At container level, larger DC blocks with 4MWh capacity or more were found to be 39% cheaper than 2MWh to 4MWh configurations.
Driven by these factors and others such as advances in system integration and manufacturing efficiency, BNEF said cost reductions are expected to continue and by 2035, the firm has forecast US$41/kWh average prices for 4-hour turnkey systems in China, US$101/kWh in Europe and US$108/kWh for systems in the US that use Chinese batteries.
In the past year, Europe saw a sharper year-on-year decline in system costs (37%) than China did (29%), which BNEF said was due to overcapacity from Chinese suppliers hitting the European market in response to domestic market saturation in China and US policy changes.
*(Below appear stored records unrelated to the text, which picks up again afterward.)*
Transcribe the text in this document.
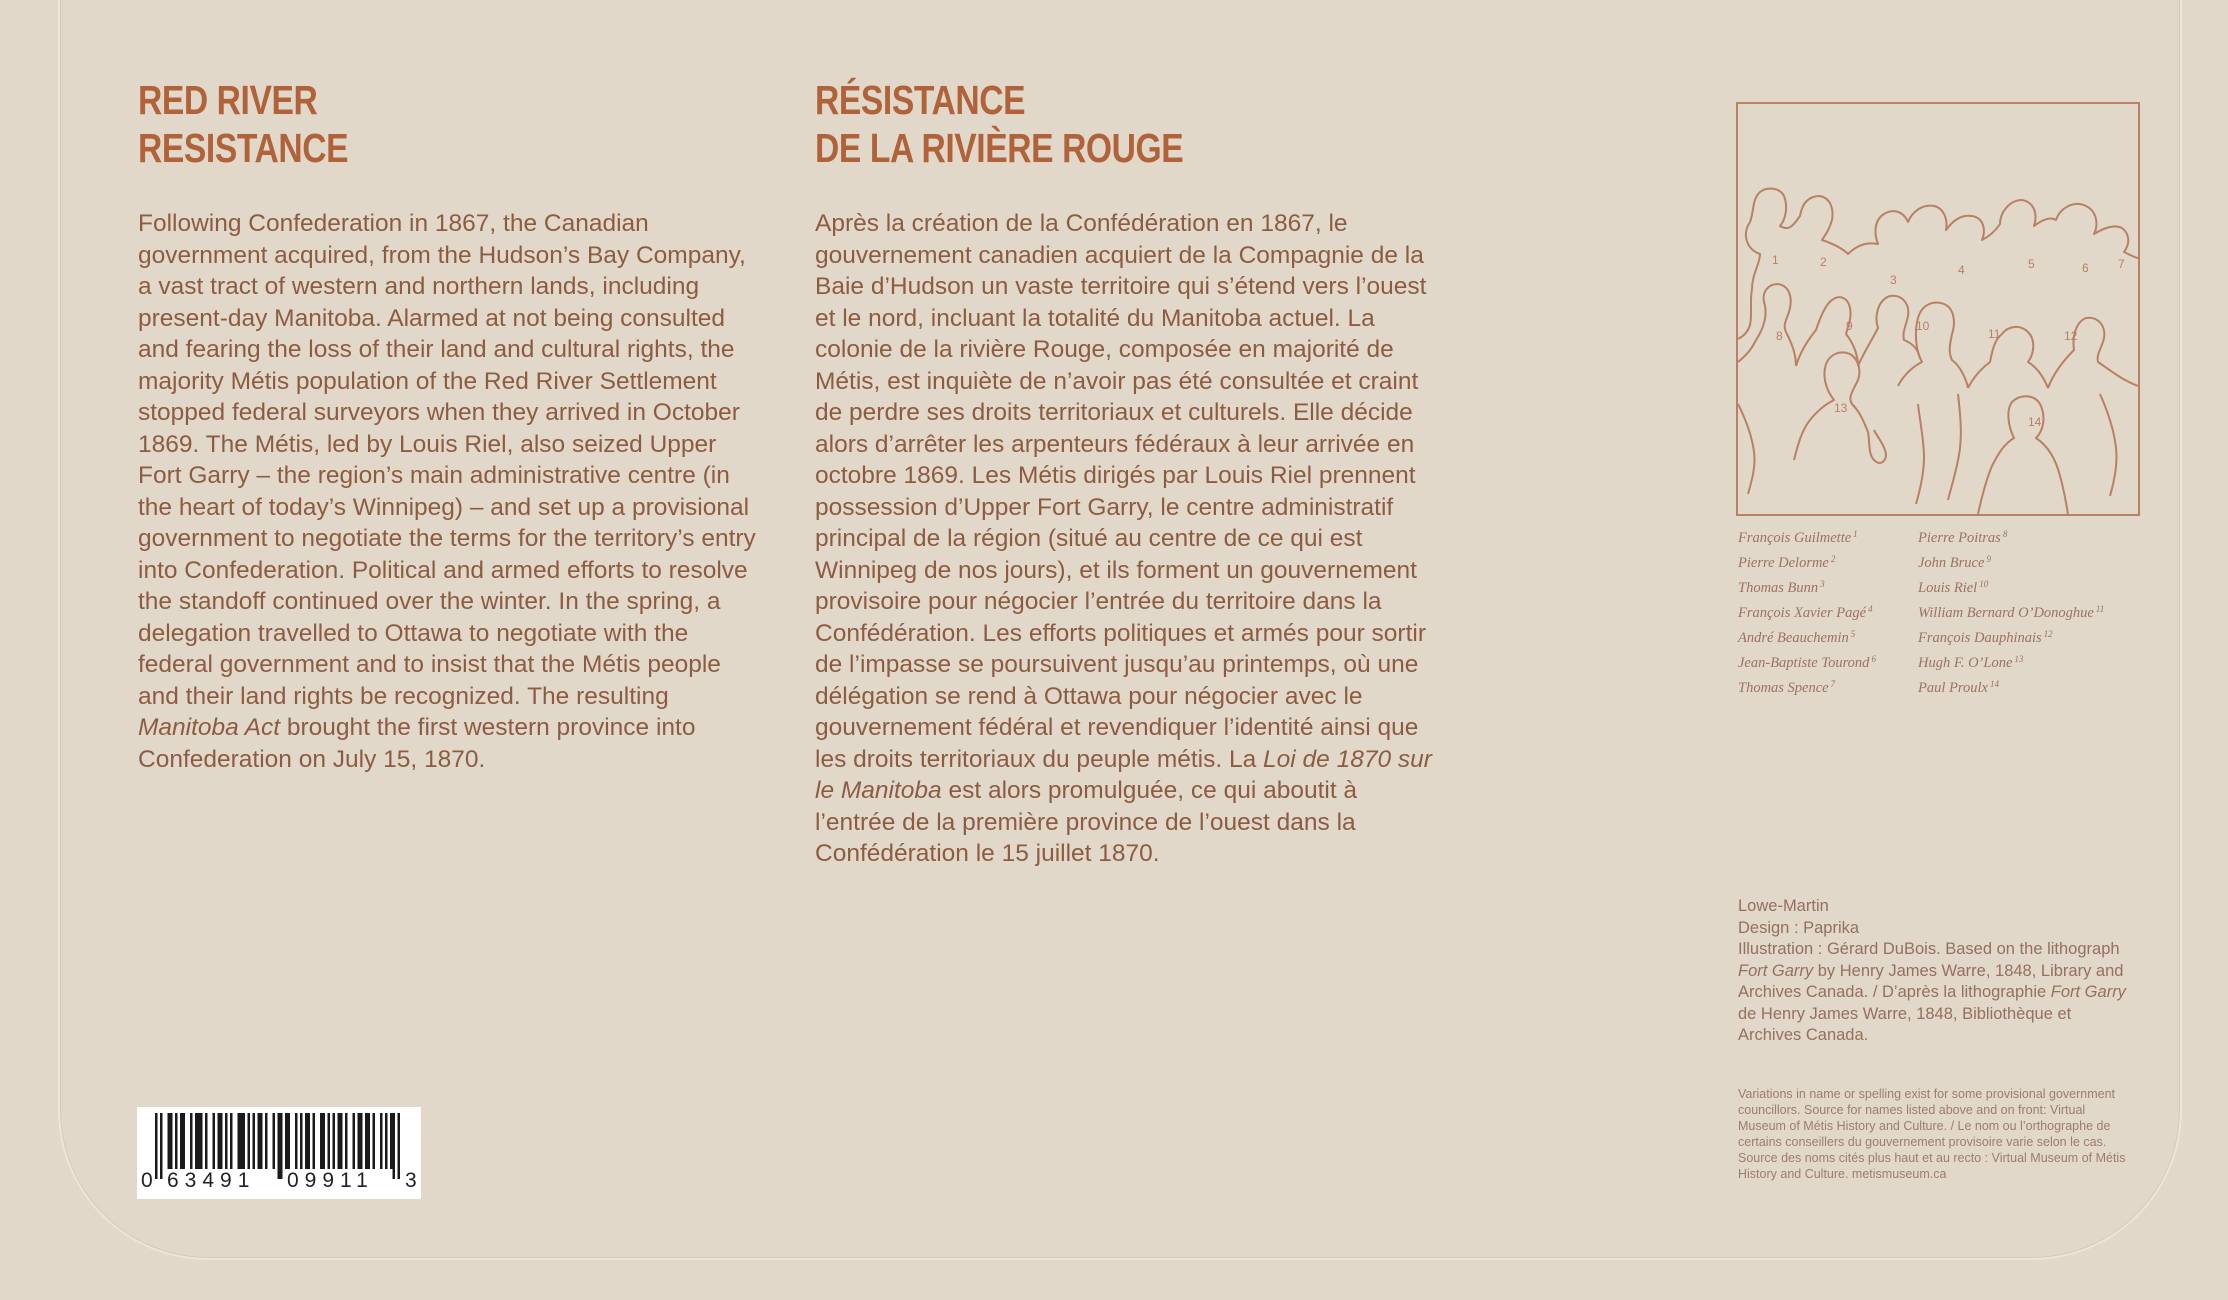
RED RIVER
RESISTANCE

Following Confederation in 1867, the Canadian government acquired, from the Hudson’s Bay Company, a vast tract of western and northern lands, including present-day Manitoba. Alarmed at not being consulted and fearing the loss of their land and cultural rights, the majority Métis population of the Red River Settlement stopped federal surveyors when they arrived in October 1869. The Métis, led by Louis Riel, also seized Upper Fort Garry – the region’s main administrative centre (in the heart of today’s Winnipeg) – and set up a provisional government to negotiate the terms for the territory’s entry into Confederation. Political and armed efforts to resolve the standoff continued over the winter. In the spring, a delegation travelled to Ottawa to negotiate with the federal government and to insist that the Métis people and their land rights be recognized. The resulting Manitoba Act brought the first western province into Confederation on July 15, 1870.

RÉSISTANCE
DE LA RIVIÈRE ROUGE

Après la création de la Confédération en 1867, le gouvernement canadien acquiert de la Compagnie de la Baie d’Hudson un vaste territoire qui s’étend vers l’ouest et le nord, incluant la totalité du Manitoba actuel. La colonie de la rivière Rouge, composée en majorité de Métis, est inquiète de n’avoir pas été consultée et craint de perdre ses droits territoriaux et culturels. Elle décide alors d’arrêter les arpenteurs fédéraux à leur arrivée en octobre 1869. Les Métis dirigés par Louis Riel prennent possession d’Upper Fort Garry, le centre administratif principal de la région (situé au centre de ce qui est Winnipeg de nos jours), et ils forment un gouvernement provisoire pour négocier l’entrée du territoire dans la Confédération. Les efforts politiques et armés pour sortir de l’impasse se poursuivent jusqu’au printemps, où une délégation se rend à Ottawa pour négocier avec le gouvernement fédéral et revendiquer l’identité ainsi que les droits territoriaux du peuple métis. La Loi de 1870 sur le Manitoba est alors promulguée, ce qui aboutit à l’entrée de la première province de l’ouest dans la Confédération le 15 juillet 1870.

1	2
3
4	5	6 7
8
9	10
11	12
13
14
François Guilmette $^1$
Pierre Delorme $^2$
Thomas Bunn $^3$
François Xavier Pagé $^4$
André Beauchemin $^5$
Jean-Baptiste Tourond $^6$
Thomas Spence $^7$
Pierre Poitras $^8$
John Bruce $^9$
Louis Riel $^{10}$
William Bernard O’Donoghue $^{11}$
François Dauphinais $^{12}$
Hugh F. O’Lone $^{13}$
Paul Proulx $^{14}$

Lowe-Martin

Design : Paprika

Illustration : Gérard DuBois. Based on the lithograph Fort Garry by Henry James Warre, 1848, Library and Archives Canada. / D’après la lithographie Fort Garry de Henry James Warre, 1848, Bibliothèque et Archives Canada.

Variations in name or spelling exist for some provisional government councillors. Source for names listed above and on front: Virtual Museum of Métis History and Culture. / Le nom ou l’orthographe de certains conseillers du gouvernement provisoire varie selon le cas. Source des noms cités plus haut et au recto : Virtual Museum of Métis History and Culture. metismuseum.ca

0 63491 09911 3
This was also echoed in the recent Li-ion pack price survey’s findings.
US import tariffs on Chinese batteries are due to increase, and rule changes to the investment tax credit (ITC) and production tax credit (PTC) incentives are locking out projects that benefit from material assistance from foreign entity of concern (FEOC) countries, including China.
However, BNEF still believes BESS prices in the US market will continue to decline even with Chinese imports, although projects using batteries made within the US or from non-FEOC producers in Southeast Asia, for example, will have the advantage of still being able to avail of tax credits.